The only mixing of races I've seen so far has been American (more correctly Caucasian) ex-pats dating locals. There really isn't much else. Chinese folk stick with Chinese folk. Malays stick with Malays, etc.

And I don't think this phenomenon is linked to new immigrants. Singapore seems to have relatively little permanent immigration. Those that move here tend to fill labor intense jobs, but they are here only on temporary visas. This lack of cultural mixing is amongst people who have been raised here. And that's what puzzles me.

So connected to my previous posts about the Singaporean government's parental attitude, the only place where I see any attempt to learn about other cultures is in the newspaper or connected to governmental programs. I suspect the debates in newspapers are something which the government "encourages", otherwise I doubt we'd even see that in the papers.
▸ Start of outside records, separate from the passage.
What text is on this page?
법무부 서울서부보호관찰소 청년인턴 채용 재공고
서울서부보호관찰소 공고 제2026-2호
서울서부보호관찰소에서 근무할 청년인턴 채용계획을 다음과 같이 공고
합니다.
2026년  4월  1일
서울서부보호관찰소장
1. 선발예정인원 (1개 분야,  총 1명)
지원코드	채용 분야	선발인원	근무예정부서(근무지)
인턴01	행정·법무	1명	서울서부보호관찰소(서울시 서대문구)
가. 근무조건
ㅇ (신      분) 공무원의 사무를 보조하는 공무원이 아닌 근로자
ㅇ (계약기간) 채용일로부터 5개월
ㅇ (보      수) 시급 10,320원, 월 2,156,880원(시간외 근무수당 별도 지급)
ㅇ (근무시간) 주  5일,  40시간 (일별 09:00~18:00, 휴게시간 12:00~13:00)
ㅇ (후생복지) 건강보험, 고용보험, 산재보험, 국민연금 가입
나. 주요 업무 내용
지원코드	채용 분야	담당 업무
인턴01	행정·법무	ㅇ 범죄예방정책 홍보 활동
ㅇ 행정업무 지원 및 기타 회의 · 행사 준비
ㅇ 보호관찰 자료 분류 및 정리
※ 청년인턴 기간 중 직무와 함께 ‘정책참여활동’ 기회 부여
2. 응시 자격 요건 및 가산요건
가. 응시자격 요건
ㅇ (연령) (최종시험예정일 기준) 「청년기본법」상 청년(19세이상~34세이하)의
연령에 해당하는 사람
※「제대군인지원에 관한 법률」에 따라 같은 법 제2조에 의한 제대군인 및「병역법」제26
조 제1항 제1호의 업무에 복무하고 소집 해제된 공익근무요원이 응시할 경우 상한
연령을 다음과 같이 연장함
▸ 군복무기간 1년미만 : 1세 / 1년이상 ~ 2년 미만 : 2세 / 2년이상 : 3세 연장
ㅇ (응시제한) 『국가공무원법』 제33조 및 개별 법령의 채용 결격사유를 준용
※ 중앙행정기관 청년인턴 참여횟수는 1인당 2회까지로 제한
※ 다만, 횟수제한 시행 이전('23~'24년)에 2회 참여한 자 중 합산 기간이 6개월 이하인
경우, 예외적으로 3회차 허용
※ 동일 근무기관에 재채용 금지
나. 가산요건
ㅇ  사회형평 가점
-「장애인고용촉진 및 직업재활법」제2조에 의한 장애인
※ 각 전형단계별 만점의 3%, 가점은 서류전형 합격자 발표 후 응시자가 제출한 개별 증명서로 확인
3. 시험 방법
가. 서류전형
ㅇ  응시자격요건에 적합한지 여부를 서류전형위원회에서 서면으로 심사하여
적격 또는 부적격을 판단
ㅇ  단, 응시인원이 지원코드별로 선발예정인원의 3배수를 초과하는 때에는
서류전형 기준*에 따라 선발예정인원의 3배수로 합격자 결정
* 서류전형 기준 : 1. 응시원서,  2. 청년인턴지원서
Regardless of the reason for including it in the op/ed pages, this seems very contrived.

The types of things I've seen in papers are op/ed pieces about Non-Muslims and Muslims getting along better (preventing "extremism" is one of the government's new published goals). I suppose wanting to get along better with people of different backgrounds seems only natural for Americans, but it's really wierd here. Like I said, it seems like only the government wants this. They support ethnic diversity amongst neighborhoods by forcing a mininum diversity in apartment buildings (e.g., if there are too many Chinese living in a specific building, more Chinese can't buy places there). They support various programs to get people together in public ways.

But in everyday life? The most common places for Singaporeans to congregate are the mall and food court. In these places, both young and old only mingle with people of the same ethnicity. One would expect school children to have friends from all backgrounds, but that doesn't seem to be the case.

My point here? Well, there's not much of one. Just that even though the government goes to great lengths to support cultural diversity, the people of Singapore seem to have turned their backs on the slightest notion. Considering the amount of ethnic diversity crammed into a place as small as Singapore, this is very wierd, especially for an American who has lived in relatively diverse places all his life.